Il mondo liberista ingiusto, senza senso e senza futuro di oggi nasceva da noi con il successo della marcia dei quarantamila. Naturalmente è impensabile che un atto in fondo così limitato abbia potuto produrre effetti negativi così vasti, se non ci fosse stato un sistema predisposto ad amplificarne tutti gli effetti. Se non ci fosse stata una diga già lesionata in molti punti, la sapiente opera di un artificiere non sarebbe stata in grado di farla crollare.

La marcia del 14 ottobre 1980 diede il via alla restaurazione del potere degli affari su quello delle persone, così come avveniva in tutto il mondo. Quella restaurazione poteva essere fermata? Probabilmente no. Poteva essere rallentata, attenuata, circoscritta?

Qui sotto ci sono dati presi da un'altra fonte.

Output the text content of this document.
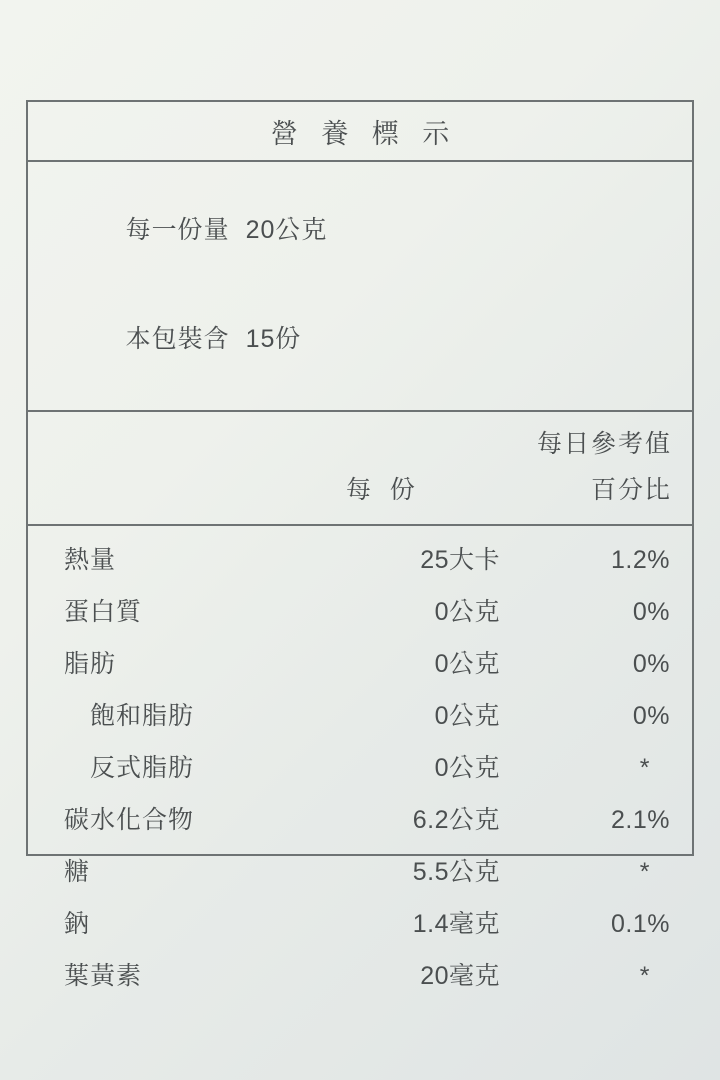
營 養 標 示

每一份量 20公克

本包裝含 15份

每日參考值
每 份	百分比
熱量	25大卡	1.2%
蛋白質	0公克	0%
脂肪	0公克	0%
飽和脂肪	0公克	0%
反式脂肪	0公克	*
碳水化合物	6.2公克	2.1%
糖	5.5公克	*
鈉	1.4毫克	0.1%
葉黃素	20毫克	*
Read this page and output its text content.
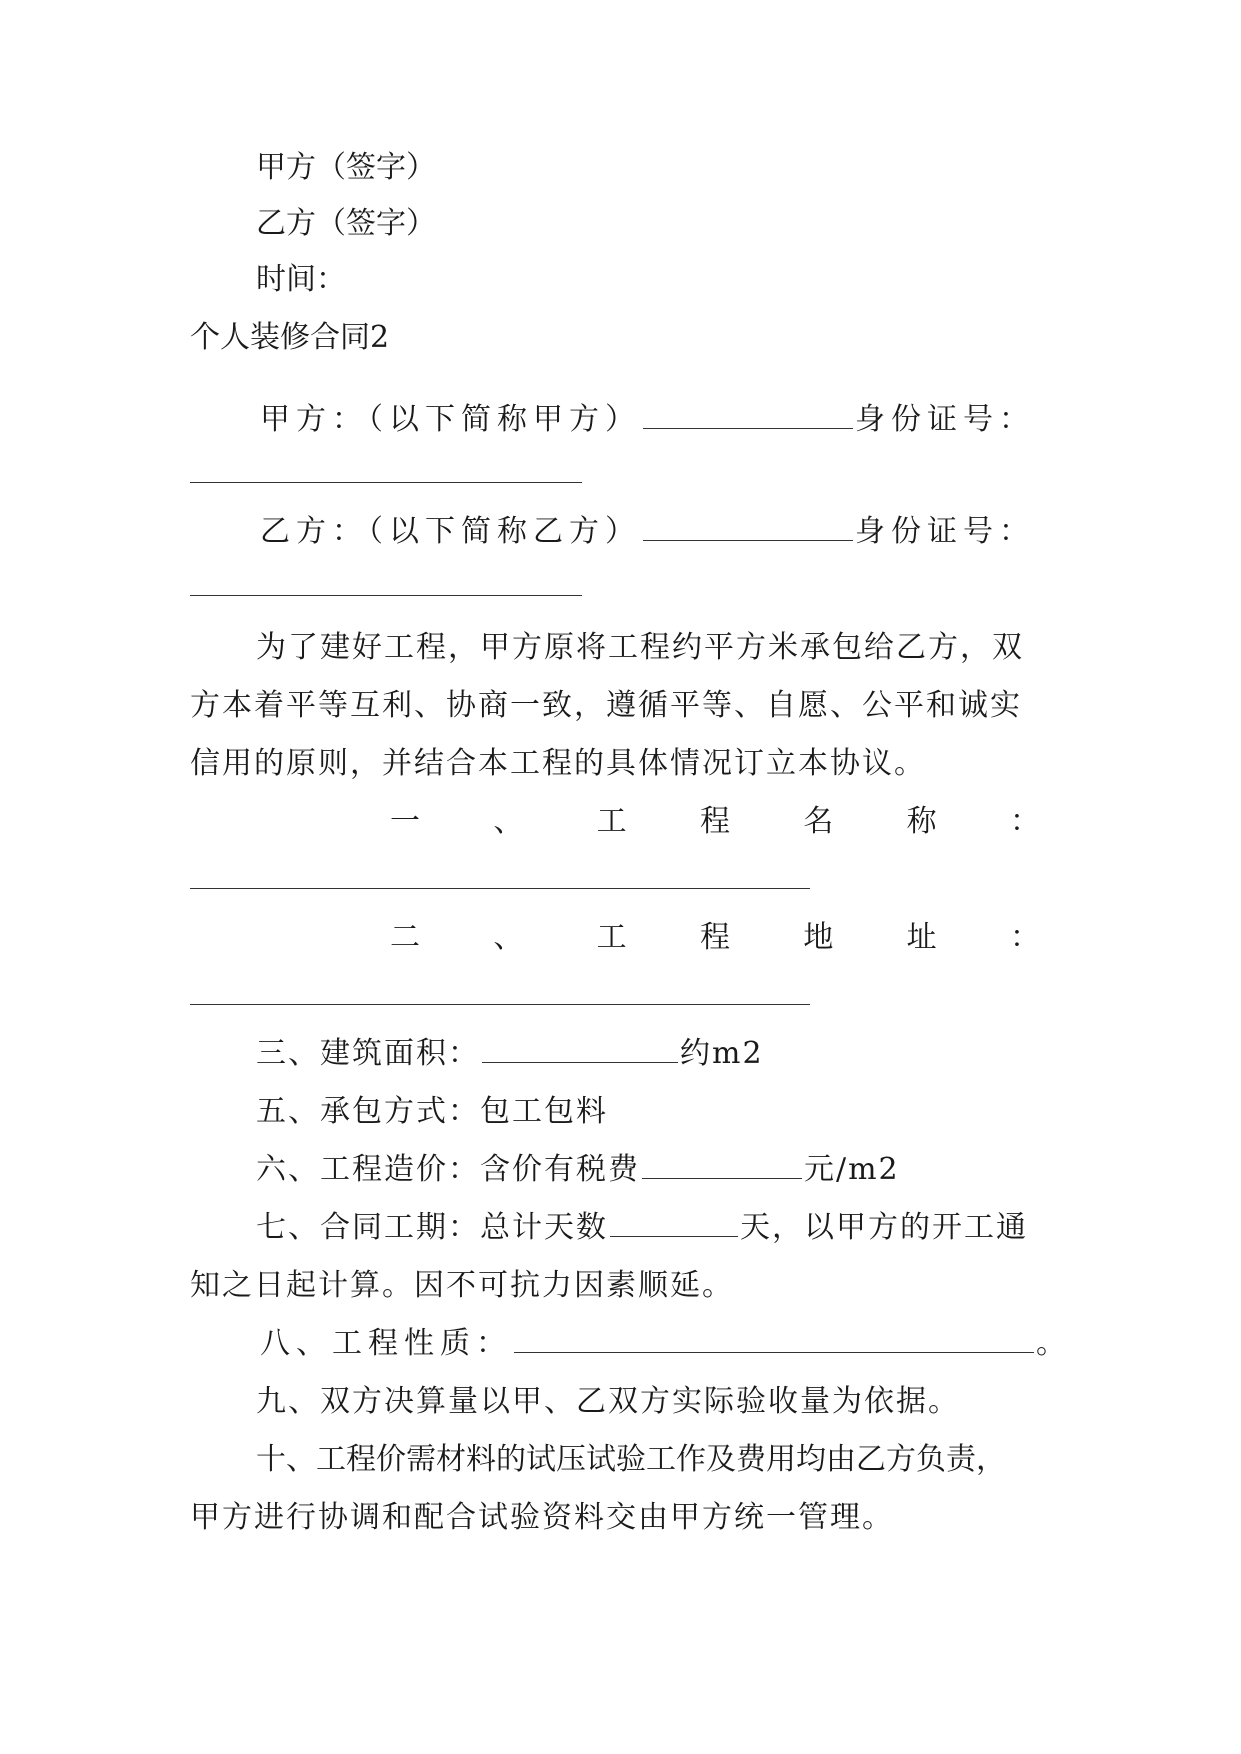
甲方（签字）
乙方（签字）
时间：
个人装修合同2
甲方：（以下简称甲方）	身份证号：
乙方：（以下简称乙方）	身份证号：
为了建好工程，甲方原将工程约平方米承包给乙方，双
方本着平等互利、协商一致，遵循平等、自愿、公平和诚实
信用的原则，并结合本工程的具体情况订立本协议。
一 、 工 程 名 称 ：
二 、 工 程 地 址 ：
三、建筑面积：	约m2
五、承包方式：包工包料
六、工程造价：含价有税费	元/m2
七、合同工期：总计天数	天，以甲方的开工通
知之日起计算。因不可抗力因素顺延。
八、工程性质：	。
九、双方决算量以甲、乙双方实际验收量为依据。
十、工程价需材料的试压试验工作及费用均由乙方负责，
甲方进行协调和配合试验资料交由甲方统一管理。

Sicuramente sì, ma qui fu il successo particolare della marcia: quello di smontare ogni motivazione alla resistenza, di renderla perdente prima ancora di essere esercitata, soprattutto nei gruppi dirigenti del sindacalismo confederale e della sinistra.

Uno di coloro che avevano marciato nel 1980, quando fu messo in cassa integrazione nel 1994, mi disse: se avessi saputo cosa sarebbe successo dopo, non avrei partecipato. Non gli credetti molto allora, però oggi è ancora più chiaro che fare i conti con quel golpe sociale fortunato è necessario, per liberarci dalle sue conseguenze che quarant’anni dopo ancora ci fanno male.